Mr. Popper’s Penguins (PG)
Starring: Jim Carrey, Carla Guigino, Angela Lansbury, Ophelia Lovibond
Directed by: Mark Waters
I don’t know who decided that poop jokes were a required facet of every kid-oriented movie. This time, it’s penguin poop, and the target is Jim Carrey’s rubber mask of a face. I vaguely recall reading the book as a child, and it involved a midwestern housepainter who wins a penguin in a contest. The penguin lives in the family’s icebox, but yearns for companionship, and so trips are taken to the zoo and circus to find a mate. However, none of this has anything to do with the movie. All that remains is the title, and the rest is Jim Carrey acting like himself in front of a bluescreen even though the penguins are real and not just CG effects.
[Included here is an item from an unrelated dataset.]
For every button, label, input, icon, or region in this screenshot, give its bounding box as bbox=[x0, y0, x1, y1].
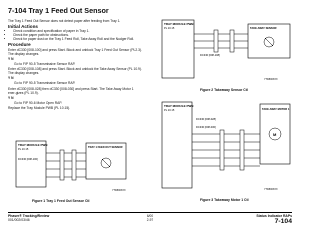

The result is pretty generic, although there is some poignancy as Mr. Popper (AKA Jim Carrey) confronts middle age.
Good for the kids if it’s raining really hard or it’s really, really hot outside.
2 pieces of Jim Carrey toast
The Debt (R)  

Starring: Helen Mirren, Tom Wilkinson, Claran Hinds, Jessica Chastain

Directed by: John Madden

In the summer of 1966, three Mossad agents captured a Nazi war criminal in East Berlin. Flash forward to 1997 when a long buried secret comes to haunt the team. Unfortunately, the secret is all too obvious to the audience and suspense suffers. Great performances, but someone should have studied Hitchcock a little bit more.